America also introduced him to the pleasures and dangers of marijuana and alcohol. As he stated, “Being African didn't mean anything to me until later in my life. When I was young we weren't even allowed to speak our own languages in school. They called it 'vernacular,' as if only English was the real tongue."
Conflict In Africa
Upon his return to Africa, he renamed his group Nigeria 70 and his legendary musical skills began to coalesce. According to one story, Kuti learned the tenor saxophone in 17 hours after a falling out with the group’s resident player. His music also became more outspoken, mocking the tyrannical treatment of the military junta that ran Nigeria. Eventually, the country’s military ruler General Obasanjo had enough and raided Kuti’s self-proclaimed independent republic called Kalakuta Republic that housed his many followers.
The multitude of raids became more and more violent, leading to endless beatings and rapes conducted by the military. The final assault razed Kalakuta Republic, nearly killed Kuti, and saw his mother thrown from a window. She sustained injuries from which she later died.
Fela Kuti’s Legacy Lives
After a failed political bid and a two-year stint in prison on dubious charges, Kuti’s music spread far and wide despite his early death from AIDS. Even now the strident musician and social warrior’s message grows louder and louder thanks to his children, a wildly successful Broadway musical appropriately named Fela!, and his posthumous run at the Rock and Roll Hall of Fame. The Broadway musical’s backers include Jay-Z, and Alicia Keys. It will also play at the London National Theatre.
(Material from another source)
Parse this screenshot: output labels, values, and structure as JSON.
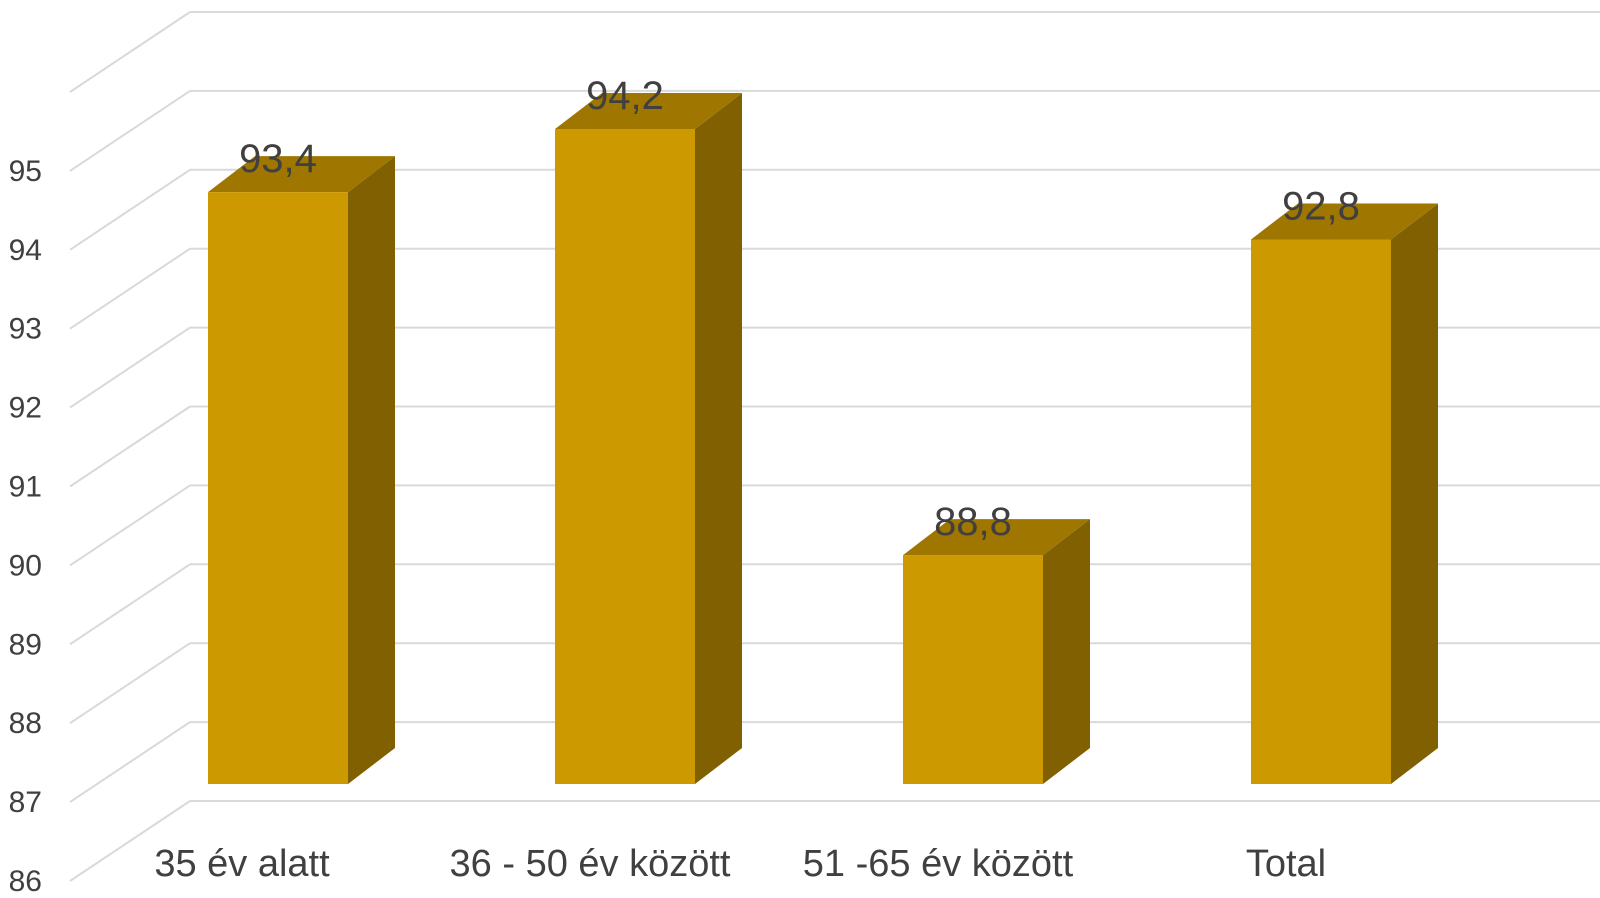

As Rikki Stein, Kuti’s long time manager, says, "The show is faithful to Fela's character, a tornado of a man who liked to play, eat, have sex and get high. But he was also sweet – he loved humanity, he was principled. He was a lot of fun to be around. He'd show up in the lobby of a five-star hotel wearing nothing but a pair of Speedos."
Fela Kuti Was A Rock Star, With Rock-Star Excesses
Like many figures seeking to change the world, Fela Kuti’s legacy is not without blemishes. In ‘78 he married 27 women under the guise of protecting the women and himself from charges of kidnapping and prostitution. Later he established a rotating system whereby he would keep 12 wives simultaneously. He also denounced the use of condoms, calling AIDS a white man’s disease.
Later in life, he may have seen the error in his ways. He divorced his remaining 12 wives and declared that no man should own a woman’s body. Even one of his daughters, Yeni who proudly champions her father’s crusade for Africans, struggles with some of his actions. "I learned at an early age that men were polygamous, so I just accepted it. For me, as a kid, it was fun having so many stepmothers, though now, at 49, I wonder how my mother, Remi who was born and raised in England, really felt."
His sons Femi and Seun continue his legacy of music and fighting for the African people. Seun, who leads a latter-day version of his father’s band, Seun's Egypt 80, says, "Musicians have a responsibility to motivate the young. Life here is so hard, people don't have time to think about anything but survival, which is why I say, 'Stand up and think', rather than 'Stand up and fight'. I don't think African art, in general, is representing the cause of the continent. The corporations push commercial things: cars, clothes… it's a brainwash. People here respect Afrobeat artists because they know we are trying to give the people some kind of voice."